Anasayfa /
İçtihat /
Yargıtay Karar No : 5398 - Karar Yıl 2014 / Esas No : 20230 - Esas Yıl 2013
MAHKEMESİ : KOCAELİ 3. ASLİYE HUKUK MAHKEMESİTARİHİ : 27/06/2013NUMARASI : 2011/550-2013/552 Taraflar arasında görülen sebebsiz zenginleşmeden doğan alacak davasının yapılan muhakemesi sonunda mahalli mahkemece verilen hüküm davalı tarafından temyiz edilmiştir. Y A R G I T A Y K A R A R I Temyiz isteminin süresi içinde olduğu anlaşıldıktan sonra dosyadaki bütün kağıtlar okunup gereği düşünüldü: Dava, başkasının taşınmazına kendine aitmiş zannıyla dikilen fidan ve bina bedellerinin iadesi istemine ilişkindir. Mahkemece, bina bedeliyle ilgili istemler konusuz kaldığından esas hakkında bir karar verilmesine yer olmadığına, fidan bedelleri hakkında açılan davanın ise kabulüne karar verilmiş; hüküm bir kısım davalılar vekili tarafından temyiz edilmiştir . Dava, 30.09.2011 tarihinde açılmıştır. Davalılardan S.. B..'in davanın açılmasından önce 2006 tarihinde öldüğü anlaşılmaktadır. 04.05.1978 tarih ve 4/5 sayılı Yargıtay İçtihadı Birleştirme Kararında vurgulandığı üzere ölü kişinin taraf ehliyeti bulunmadığından aleyhine dava açılamaz. Onun hakkındaki dava mirasçılar hasım gösterilmek suretiyle açılabilir. Bu kural 6100 sayılı HMK’nun 124.maddesinin ilk fıkrasında da benimsenmiş, ancak 3. ve 4. fıkralarda bazı istisnaların varlığı halinde karşı tarafın rızası olmadan hakim tarafından hasımdaki değişikliğe izin verilebileceği hükme bağlanmıştır. Belirtilmelidir ki, hiç kimse ölen ve taraf ehliyeti kalmayan bir kişiye karşı bu durumu bilerek dava açmaz.
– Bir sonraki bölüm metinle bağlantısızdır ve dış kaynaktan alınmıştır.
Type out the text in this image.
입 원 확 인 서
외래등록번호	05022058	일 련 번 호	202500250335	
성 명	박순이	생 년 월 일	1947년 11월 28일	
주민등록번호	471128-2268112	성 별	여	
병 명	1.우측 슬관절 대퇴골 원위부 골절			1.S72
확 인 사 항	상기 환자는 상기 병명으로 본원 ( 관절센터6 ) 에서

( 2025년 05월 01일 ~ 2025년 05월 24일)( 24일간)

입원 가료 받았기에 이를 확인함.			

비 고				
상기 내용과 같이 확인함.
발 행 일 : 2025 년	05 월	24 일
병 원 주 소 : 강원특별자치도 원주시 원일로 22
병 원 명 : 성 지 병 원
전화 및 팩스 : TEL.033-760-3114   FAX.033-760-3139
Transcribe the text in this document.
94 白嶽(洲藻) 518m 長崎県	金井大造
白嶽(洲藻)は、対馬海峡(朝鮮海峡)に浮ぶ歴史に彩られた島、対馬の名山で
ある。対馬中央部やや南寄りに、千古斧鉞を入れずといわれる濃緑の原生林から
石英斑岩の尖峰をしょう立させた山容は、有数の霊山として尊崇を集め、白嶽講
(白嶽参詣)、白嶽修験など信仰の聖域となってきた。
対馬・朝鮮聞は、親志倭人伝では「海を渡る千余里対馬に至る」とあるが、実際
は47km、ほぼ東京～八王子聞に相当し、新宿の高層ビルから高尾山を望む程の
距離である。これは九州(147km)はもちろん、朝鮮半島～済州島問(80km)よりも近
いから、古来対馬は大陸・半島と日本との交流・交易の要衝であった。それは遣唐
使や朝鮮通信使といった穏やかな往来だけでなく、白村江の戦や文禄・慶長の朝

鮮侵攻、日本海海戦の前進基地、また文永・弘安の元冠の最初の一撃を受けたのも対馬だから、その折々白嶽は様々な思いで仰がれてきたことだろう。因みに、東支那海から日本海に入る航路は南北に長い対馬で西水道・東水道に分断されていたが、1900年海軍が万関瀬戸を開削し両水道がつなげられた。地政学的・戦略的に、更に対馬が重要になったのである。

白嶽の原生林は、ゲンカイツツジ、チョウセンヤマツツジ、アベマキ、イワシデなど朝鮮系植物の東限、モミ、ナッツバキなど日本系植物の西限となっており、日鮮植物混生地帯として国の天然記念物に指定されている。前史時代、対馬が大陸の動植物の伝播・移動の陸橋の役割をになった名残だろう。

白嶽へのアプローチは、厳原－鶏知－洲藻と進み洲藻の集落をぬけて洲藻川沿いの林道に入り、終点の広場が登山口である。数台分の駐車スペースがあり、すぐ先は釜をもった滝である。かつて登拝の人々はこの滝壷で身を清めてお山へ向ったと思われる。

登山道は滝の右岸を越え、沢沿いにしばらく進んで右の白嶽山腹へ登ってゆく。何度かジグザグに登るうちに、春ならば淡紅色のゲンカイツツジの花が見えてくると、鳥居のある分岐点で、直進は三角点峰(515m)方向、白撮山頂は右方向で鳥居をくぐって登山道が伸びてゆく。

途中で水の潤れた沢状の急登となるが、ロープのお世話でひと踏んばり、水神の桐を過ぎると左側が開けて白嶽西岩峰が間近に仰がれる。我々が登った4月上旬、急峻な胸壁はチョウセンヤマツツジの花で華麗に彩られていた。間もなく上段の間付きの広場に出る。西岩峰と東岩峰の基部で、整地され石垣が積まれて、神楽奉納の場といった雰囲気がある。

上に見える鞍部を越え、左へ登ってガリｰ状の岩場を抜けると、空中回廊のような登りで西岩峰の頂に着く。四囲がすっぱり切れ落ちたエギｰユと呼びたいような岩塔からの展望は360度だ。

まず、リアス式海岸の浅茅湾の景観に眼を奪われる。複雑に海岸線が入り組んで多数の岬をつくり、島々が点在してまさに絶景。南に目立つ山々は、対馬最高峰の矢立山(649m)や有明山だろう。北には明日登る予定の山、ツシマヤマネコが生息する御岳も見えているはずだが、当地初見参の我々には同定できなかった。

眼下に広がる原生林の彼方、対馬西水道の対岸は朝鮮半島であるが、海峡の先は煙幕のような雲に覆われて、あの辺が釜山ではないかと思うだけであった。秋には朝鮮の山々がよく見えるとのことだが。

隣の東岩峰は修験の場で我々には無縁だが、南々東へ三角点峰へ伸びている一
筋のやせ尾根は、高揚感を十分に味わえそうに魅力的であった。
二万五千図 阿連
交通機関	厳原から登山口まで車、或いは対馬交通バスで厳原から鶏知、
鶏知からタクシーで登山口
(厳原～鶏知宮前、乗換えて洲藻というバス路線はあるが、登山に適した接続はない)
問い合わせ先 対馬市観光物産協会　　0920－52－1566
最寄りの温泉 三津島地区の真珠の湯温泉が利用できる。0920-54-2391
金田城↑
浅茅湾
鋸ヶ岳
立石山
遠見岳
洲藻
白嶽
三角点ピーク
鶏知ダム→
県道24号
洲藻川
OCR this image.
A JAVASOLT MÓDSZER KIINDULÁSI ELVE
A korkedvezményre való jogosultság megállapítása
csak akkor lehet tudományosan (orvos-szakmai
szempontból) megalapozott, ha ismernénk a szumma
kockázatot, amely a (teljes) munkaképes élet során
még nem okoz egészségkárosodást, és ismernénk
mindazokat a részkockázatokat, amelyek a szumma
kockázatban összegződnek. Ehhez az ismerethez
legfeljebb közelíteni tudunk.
Böyle bir dava, ancak o kişinin öldüğünün bilinmemesi durumunda açılmış olabilir. Bu gibi hallerde ise, ölü kişi aleyhine dava açılması maddi bir hatadan kaynaklanmış olacağından ve davacının dürüstlük kurallarına aykırı bir davranışı bulunmayacağından, hakimin hasımdaki değişikliğe izin vermesi ve mirasçılarının davaya katılmasını sağlaması gerekir. Mahkemece, belirtilen kurallar çerçevesinde ölü kişinin mirasçılarının davaya katılması sağlanarak taraf teşkilinin temininden sonra esasa girilmesi gerekirken taraf teşkili temin edilmeksizin esasa müteallik hüküm tesisi isabetsiz olup bozmayı gerektirir. Bu itibarla yukarıda açıklanan esaslar gözönünde tutulmaksızın yazılı şekilde hüküm tesisi isabetsiz, temyiz itirazları bu nedenlerle yerinde olduğundan kabulü ile hükmün HUMK.nun 428.maddesi gereğince BOZULMASINA ve peşin alınan temyiz harcının istek halinde temyiz edene iadesine, 03.04.2014 tarihinde oybirliğiyle karar verildi.